St Peter then dropped me off at the apartment, I introduced him to Alena and after a man hug to both cheeks he was away. So, what I expected to be a five minute job turned into a bit of a mission of at least an hour and I once again failed to get photos of St Peter and the head cop, I must do better.
About 11am we were off, heading to Polignano a Mare on the north Adriatic coast. We had to take the same road as the previous day to Alborobello, it is a twisty scenic route and a pleasurable drive. We stopped again in Alborobello as Her Ladyship wanted a few more pics of the Trulli houses. We exited the town and headed north, at the next town I made a few navigational errors, sometimes the Garmin is a few seconds behind in catching up, probably due to the narrow roads and high buildings so before I know it I have made a wrong turn and have to wait for the inevitable recalc. Road sings are not very prolific but I spotted a sign for Polignano so took it and let the Garmin catch up in due course.
We arrived in Polignano with the inevitable grid system of narrow streets and one way systems. By some miracle I managed to get to the digs without a navigational feck up. There were two ladies outside the apartment, the cleaning ladies, they greeted us with effusive welcomes and smiles, one of them, Anca, was dressed as if she was about to out clubbing in a fetching fedora hat, shades, blouse, skin tight jeans and knee length high heeled boots, so very stylish.
While waiting for them to finish a car came up behind me so I had to move off around the block and when I got back there was a convenient parking spot just round the side of the apartment - good, no more parking fines today.
After a bit of lunch we headed off for an explore; the streets are immaculately clean, loads of shops, PaM is obviously a very chic holiday resort. Loads of cafes, trattoria, bistros and restaurants and of course the usual impressive architecture. We went onto a bridge over a gorge which looked over a rocky inlet, the sea was crashing in, we managed to find a set of steps that took us under the bridge and down to the shoreline. PaM is built on a series of high cliffs and the scenery is quite dramatic.
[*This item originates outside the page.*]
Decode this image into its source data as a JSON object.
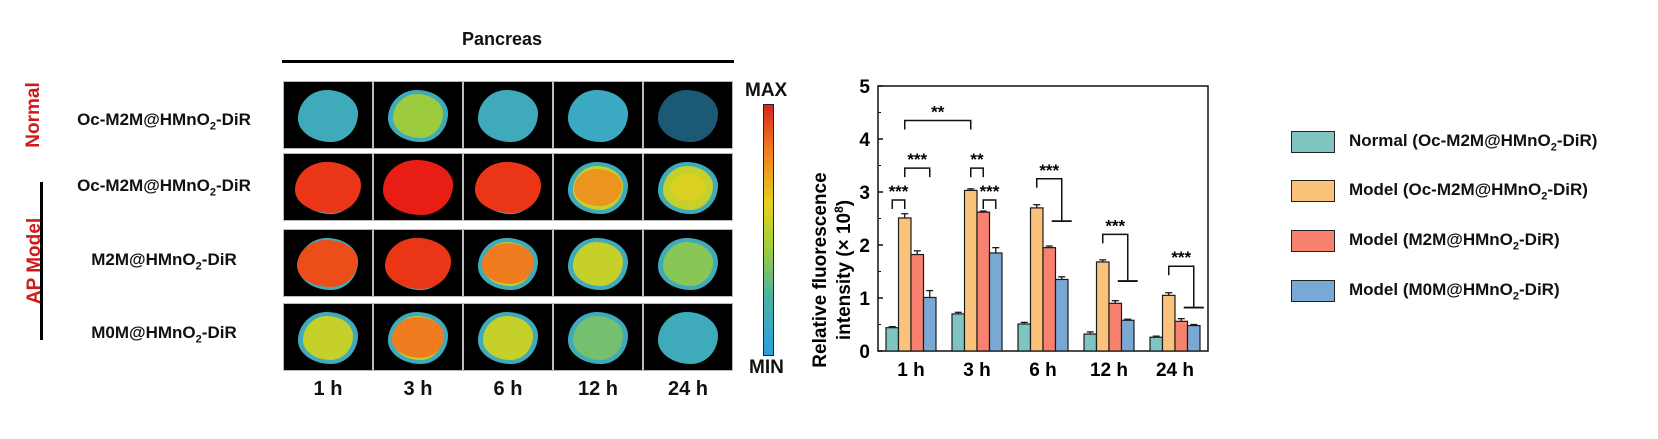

Now, PaM is famous for being the home town of Domenico Modugno who wrote and sang that Italian standard Volare, later covered by Dean Martin and many others, there is a statue dedicated to him. We stopped for cappuccinos and cakes, 7.50 Euros, not too bad.
Today we head for Matera which is one of the longest inhabited cities in the world, third after Aleppo and Jericho, it is another UNESCO heritage site. Many movies have been filmed here, many of them biblical epics and includes the latest Bond film No Time To Die. I am looking forward to this visit.